Ist das nicht nahezu wörtlich Luthers Grundgedanke zu den guten Werken? Er findet sich bereits zwei Jahrhunderte zuvor bei Eckehart. Allerdings mit einem Überschuß: Die Seele, in der nur noch Gott wohnt, ist nicht nur über jeden Unterschied von Priester und Laie hinaus, sondern: »Gottes Sein ist mein Leben. Ist denn mein Leben Gottes Sein, so muß Gottes Sein mein sein und Gottes Wesenheit meine Wesenheit, nicht weniger und nicht mehr.«10 War das nicht eine Ungeheuerlichkeit, nämlich menschliche Selbstvergottung – zudem ausgebreitet in deutschen Predigten vor den Ohren des Volks? Eckehart verstand darunter gerade das Gegenteil: maximale menschliche Selbstentäußerung als Antwort darauf, daß Gott sich bei seiner Menschwerdung bis zur Neige seiner selbst entäußert habe. Doch der Erzbischof von Köln war empört und eröffnete ein Inquisitionsverfahren gegen Eckehart. Der wehrte sich und trug das Verfahren selbst zur höchsten Instanz: zur Kurie nach Avignon. Er reiste eigens dorthin, um vor einer päpstlichen Kommission seine Version der mystischen Vereinigung von Gott und Mensch zu verteidigen. Doch alsbald verwarf eine Bulle Johannes’ XXII. Eckeharts Auffassung und vermerkte zudem, er habe alle beanstandeten Sätze seiner Lehre widerrufen. Bald darauf ist er unter ungeklärten Umständen gestorben, weshalb der Verdacht, daß die Methoden der Inquisition seinem Widerruf und seinem mysteriösen Ende nachgeholfen haben, nie erloschen ist.
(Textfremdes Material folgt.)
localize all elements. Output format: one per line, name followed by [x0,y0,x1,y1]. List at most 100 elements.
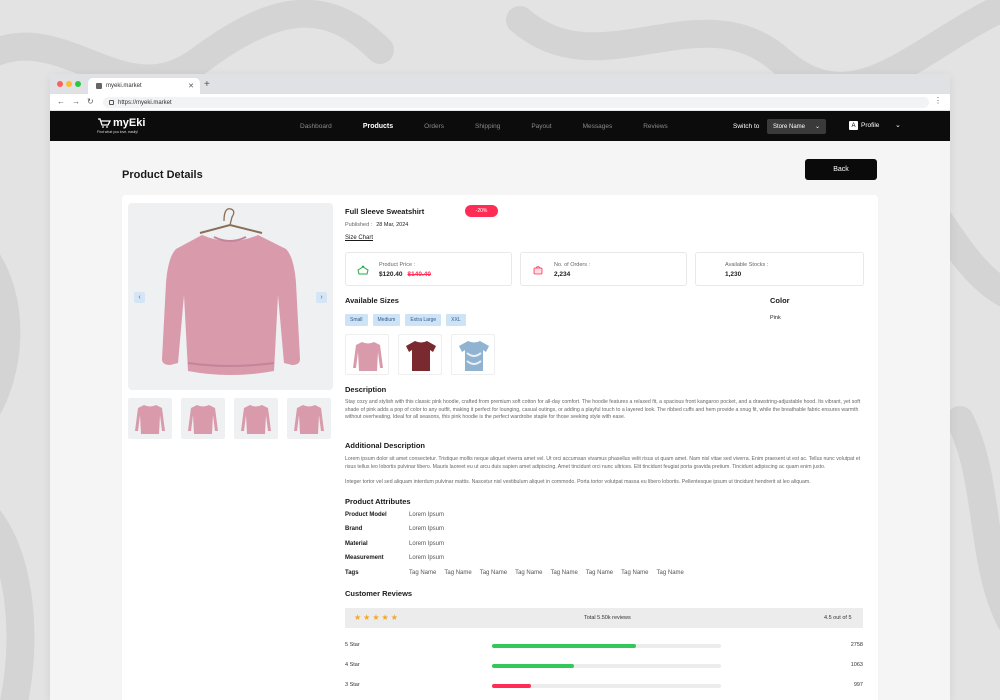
tag[interactable]: Tag Name [586,570,613,576]
menu-payout[interactable]: Payout [531,123,551,130]
size-small[interactable]: Small [345,314,368,326]
new-tab-button[interactable]: + [204,79,210,90]
sweatshirt-image [162,208,300,375]
tag[interactable]: Tag Name [515,570,542,576]
total-reviews: Total 5.50k reviews [584,615,631,621]
size-extra-large[interactable]: Extra Large [405,314,442,326]
cart-logo-icon [98,118,111,128]
store-select-value: Store Name [773,123,806,130]
tags-label: Tags [345,570,359,576]
star-icon: ★ [381,613,389,622]
attribute-value: Lorem Ipsum [409,555,445,561]
tag-list: Tag Name Tag Name Tag Name Tag Name Tag … [409,570,684,576]
star-rating: ★ ★ ★ ★ ★ [354,613,398,622]
main-menu: Dashboard Products Orders Shipping Payou… [300,111,699,141]
url-input[interactable]: https://myeki.market [103,97,929,108]
close-window-button[interactable] [57,81,63,87]
tshirt-variant-icon [406,341,436,371]
thumbnail-1[interactable] [128,398,172,439]
rating-fill [492,684,531,688]
rating-track [492,684,721,688]
rating-track [492,644,721,648]
tag[interactable]: Tag Name [550,570,577,576]
old-price: $140.40 [407,271,432,278]
rating-fill [492,664,575,668]
stocks-label: Available Stocks : [725,262,769,268]
attribute-value: Lorem Ipsum [409,541,445,547]
tab-close-icon[interactable]: ✕ [188,82,194,90]
browser-menu-icon[interactable]: ⋮ [934,96,942,105]
browser-window: myeki.market ✕ + ← → ↻ https://myeki.mar… [50,74,950,700]
prev-image-button[interactable]: ‹ [134,292,145,303]
lock-icon [109,100,114,105]
size-medium[interactable]: Medium [372,314,401,326]
profile-chevron-icon[interactable]: ⌄ [895,121,901,129]
back-button[interactable]: Back [805,159,877,180]
menu-shipping[interactable]: Shipping [475,123,500,130]
tag[interactable]: Tag Name [444,570,471,576]
variant-pink-sweatshirt[interactable] [345,334,389,375]
sizes-heading: Available Sizes [345,296,399,305]
sweatshirt-thumb-icon [294,405,324,434]
star-icon: ★ [372,613,380,622]
tag[interactable]: Tag Name [480,570,507,576]
product-name: Full Sleeve Sweatshirt [345,207,425,216]
chevron-down-icon: ⌄ [814,124,820,130]
tag[interactable]: Tag Name [409,570,436,576]
rating-row: 3 Star 997 [345,681,863,691]
thumbnail-2[interactable] [181,398,225,439]
star-icon: ★ [354,613,362,622]
logo[interactable]: myEki Find what you love, easily! [97,117,145,134]
sweatshirt-thumb-icon [241,405,271,434]
menu-orders[interactable]: Orders [424,123,444,130]
menu-reviews[interactable]: Reviews [643,123,668,130]
rating-label: 3 Star [345,682,360,688]
sweatshirt-variant-icon [353,342,383,371]
menu-dashboard[interactable]: Dashboard [300,123,332,130]
maximize-window-button[interactable] [75,81,81,87]
rating-label: 5 Star [345,642,360,648]
browser-tabbar: myeki.market ✕ + [50,74,950,94]
tag[interactable]: Tag Name [657,570,684,576]
avatar: A [849,121,858,130]
stat-stocks: Available Stocks : 1,230 [695,252,864,286]
browser-tab[interactable]: myeki.market ✕ [88,78,200,94]
rating-row: 5 Star 2758 [345,641,863,651]
profile-menu[interactable]: A Profile [849,121,879,130]
next-image-button[interactable]: › [316,292,327,303]
url-text: https://myeki.market [118,99,172,106]
orders-value: 2,234 [554,271,571,278]
rating-count: 1063 [850,662,863,668]
logo-tagline: Find what you love, easily! [97,130,139,134]
switch-to-label: Switch to [733,123,760,130]
shirt-icon [357,265,369,275]
average-rating: 4.5 out of 5 [824,615,852,621]
forward-arrow-icon[interactable]: → [72,97,80,106]
size-chart-link[interactable]: Size Chart [345,235,373,241]
orders-label: No. of Orders : [554,262,591,268]
variant-maroon-tshirt[interactable] [398,334,442,375]
size-options: Small Medium Extra Large XXL [345,314,466,326]
store-select[interactable]: Store Name ⌄ [767,119,826,134]
attribute-label: Brand [345,526,363,532]
app-navbar: myEki Find what you love, easily! Dashbo… [50,111,950,141]
variant-tiedye-tshirt[interactable] [451,334,495,375]
minimize-window-button[interactable] [66,81,72,87]
variant-list [345,334,495,375]
size-xxl[interactable]: XXL [446,314,466,326]
thumbnail-4[interactable] [287,398,331,439]
menu-messages[interactable]: Messages [583,123,613,130]
tag[interactable]: Tag Name [621,570,648,576]
price-label: Product Price : [379,262,416,268]
product-card: ‹ › Full Sleeve Sweatshirt -20% Publishe… [122,195,878,700]
published-date: 28 Mar, 2024 [376,222,409,228]
reload-icon[interactable]: ↻ [87,97,94,106]
menu-products[interactable]: Products [363,123,393,130]
profile-label: Profile [861,122,880,129]
rating-label: 4 Star [345,662,360,668]
thumbnail-3[interactable] [234,398,278,439]
back-arrow-icon[interactable]: ← [57,97,65,106]
attribute-value: Lorem Ipsum [409,512,445,518]
page-title: Product Details [122,169,203,181]
thumbnail-list [128,398,331,439]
Luther hat Eckehart nicht gelesen, nur dessen Schüler Johannes Tauler. Auch der hat deutsche Predigten verfaßt, aber seine Mystik ist längst nicht so radikal wie die seines Lehrers. Einswerden mit Gott heißt für ihn vor allem Willenseinheit. »Du sollst deinen wandelbaren Willen einsenken in den göttlichen Willen, der unbeweglich ist, damit deiner Schwachheit aufgeholfen werde.«11 Darin, »daß nämlich der Mensch seinen eigenen Willen haben will auch an allen göttlichen Dingen«, besteht seine »Gefangenschaft«, der er nur entkommt, wenn er sagt: »Nein, Herr, nicht nach meiner Gnade oder Gabe oder Willen gehe es, sondern, Herr, wie du willst, Herr, so nehm ich es, oder so will ich es«. »Unendlich viel nützlicher als alles, was der Mensch nach seinem eigenen Willen haben kann, es sei Gott oder Kreatur, ist es ihm, es willig und demütig zu entbehren« »und dem eigenen Willen in Gelassenheit zu entsagen«. Erst solches Loslassen des Eigenwillens öffnet das Seeleninnere für den heiligen Geist, »und alle Gnade und alle Seligkeit wird davon eingegossen, und der Mensch wird ein göttlicher Mensch«. »Göttlich« wird hier ein Mensch allerdings nicht mehr, wie bei Eckehart, dank der Wesensgleichheit seiner Seele mit Gott, sondern nur noch durch Auflösung seines Eigenwillens in den Willen Gottes, aus dem er in sündhafter Abspaltung hervorgegangen ist. Einswerdung mit Gott ist nur noch als einseitiges Aufgehen in Gott, als Unterwerfungsakt gedacht, nicht mehr als wechselseitiges Aufgehen von Gott und Mensch ineinander. Nur für solch einseitige Mystik konnte Luther sich erwärmen – und nie bis zum Siedepunkt. Eins werden mit Gott: wie sollte das gehen, selbst bei vollkommener Hingabe? Man blieb doch als Sünder tief unter ihm. Die enorme Aufwertung des menschlichen Individuums, die die deutsche Mystik dadurch vollzog, daß sie die Gottebenbildlichkeit des Menschen12 in bestimmter Hinsicht als Gottgleichheit interpretierte, war Luther entschieden zu kühn.